Nichtsdestotrotz wird die Strategie von der ECHA für interessant befunden. „Wenn es darum geht, Alternativen für Tierversuche bei einfacher Giftigkeit voranzutreiben, ist diese Initiative begrüßenswert“, so ECHA-Sprecher Mikko Väänänen. Es sei vorstellbar, diese im europäischen Kontext legal einzusetzen. Für komplexere toxische Wirkungen müsse man jedoch erst besser verstehen, was die Giftigkeit begründe. Hartung hingegen weist auf die Schwächen des Tierversuchs hin. Es sei ein Irrtum, dass das Tiermodell immer korrekte Voraussagen treffen könne.
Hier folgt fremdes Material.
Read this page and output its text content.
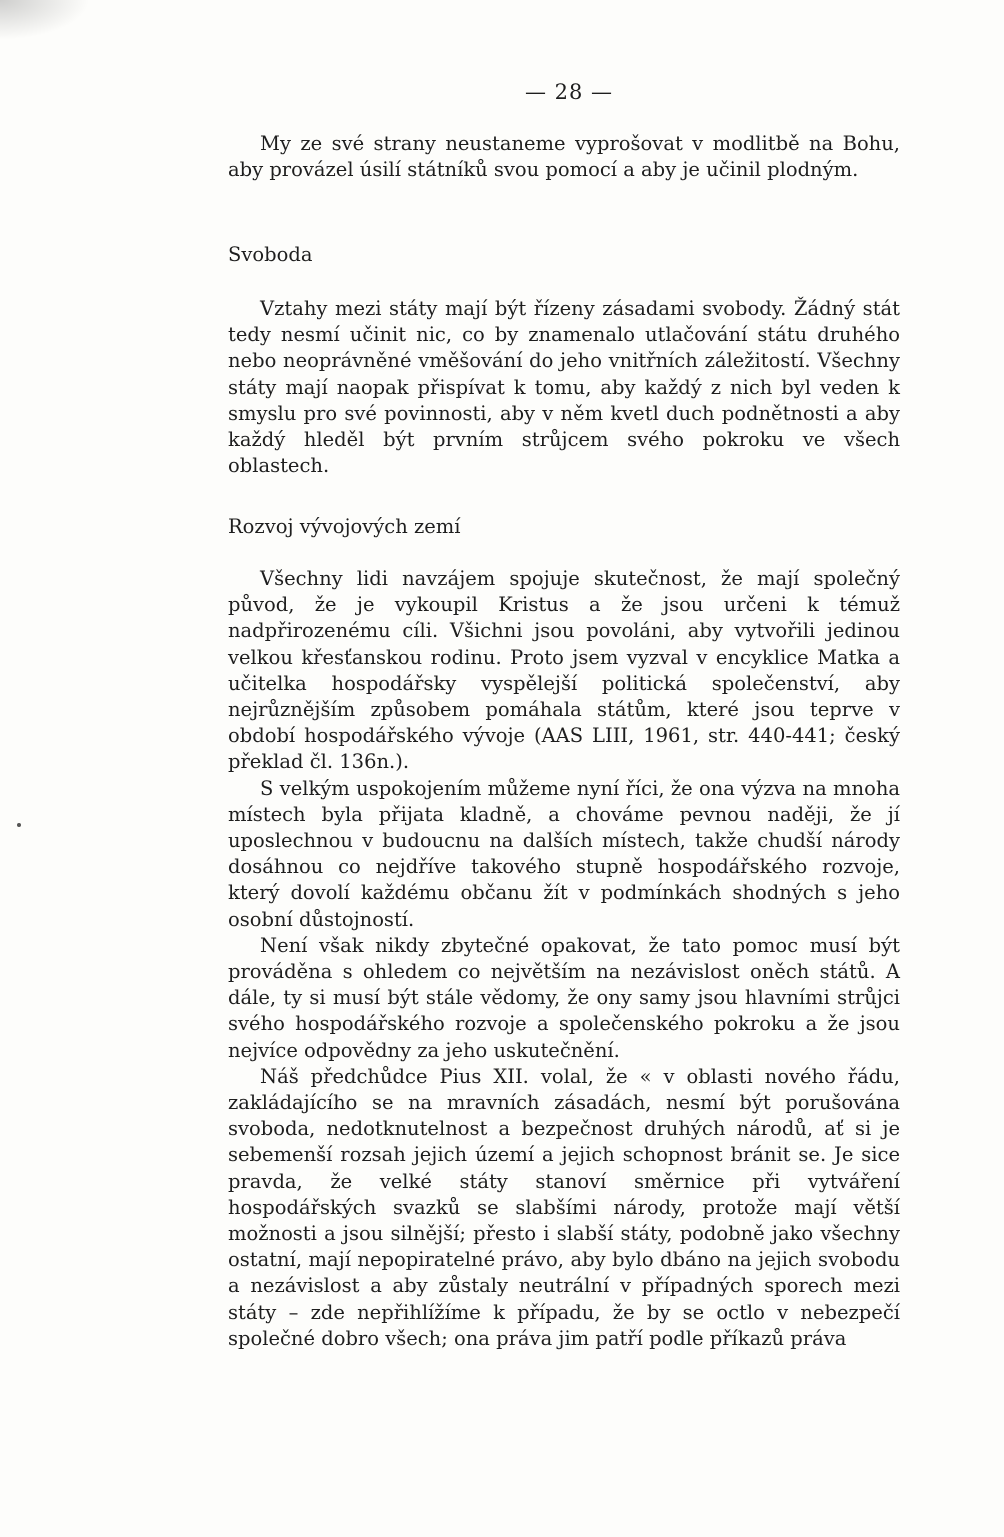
— 28 —

My ze své strany neustaneme vyprošovat v modlitbě na Bohu, aby provázel úsilí státníků svou pomocí a aby je učinil plodným.

Svoboda

Vztahy mezi státy mají být řízeny zásadami svobody. Žádný stát tedy nesmí učinit nic, co by znamenalo utlačování státu druhého nebo neoprávněné vměšování do jeho vnitřních záležitostí. Všechny státy mají naopak přispívat k tomu, aby každý z nich byl veden k smyslu pro své povinnosti, aby v něm kvetl duch podnětnosti a aby každý hleděl být prvním strůjcem svého pokroku ve všech oblastech.

Rozvoj vývojových zemí

Všechny lidi navzájem spojuje skutečnost, že mají společný původ, že je vykoupil Kristus a že jsou určeni k témuž nadpřirozenému cíli. Všichni jsou povoláni, aby vytvořili jedinou velkou křesťanskou rodinu. Proto jsem vyzval v encyklice Matka a učitelka hospodářsky vyspělejší politická společenství, aby nejrůznějším způsobem pomáhala státům, které jsou teprve v období hospodářského vývoje (AAS LIII, 1961, str. 440-441; český překlad čl. 136n.).

S velkým uspokojením můžeme nyní říci, že ona výzva na mnoha místech byla přijata kladně, a chováme pevnou naději, že jí uposlechnou v budoucnu na dalších místech, takže chudší národy dosáhnou co nejdříve takového stupně hospodářského rozvoje, který dovolí každému občanu žít v podmínkách shodných s jeho osobní důstojností.

Není však nikdy zbytečné opakovat, že tato pomoc musí být prováděna s ohledem co největším na nezávislost oněch států. A dále, ty si musí být stále vědomy, že ony samy jsou hlavními strůjci svého hospodářského rozvoje a společenského pokroku a že jsou nejvíce odpovědny za jeho uskutečnění.

Náš předchůdce Pius XII. volal, že « v oblasti nového řádu, zakládajícího se na mravních zásadách, nesmí být porušována svoboda, nedotknutelnost a bezpečnost druhých národů, ať si je sebemenší rozsah jejich území a jejich schopnost bránit se. Je sice pravda, že velké státy stanoví směrnice při vytváření hospodářských svazků se slabšími národy, protože mají větší možnosti a jsou silnější; přesto i slabší státy, podobně jako všechny ostatní, mají nepopiratelné právo, aby bylo dbáno na jejich svobodu a nezávislost a aby zůstaly neutrální v případných sporech mezi státy – zde nepřihlížíme k případu, že by se octlo v nebezpečí společné dobro všech; ona práva jim patří podle příkazů práva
„Wie kann ich denn gut schlafen, wenn ich weiß, dass ich nur achtzig Prozent der toxischen Wirkungen finde?“, fragt Hartung. Sicherlich könne man Tierversuche nicht einfach abschaffen. Doch ihre wissenschaftliche Qualität werde immer noch oft überschätzt. Die verantwortlichen Behörden müssten deshalb die Anforderungen an Alternativmethoden senken, fordert Hartung. Tierversuche seien Methoden, die eben auch große Schwächen hätten.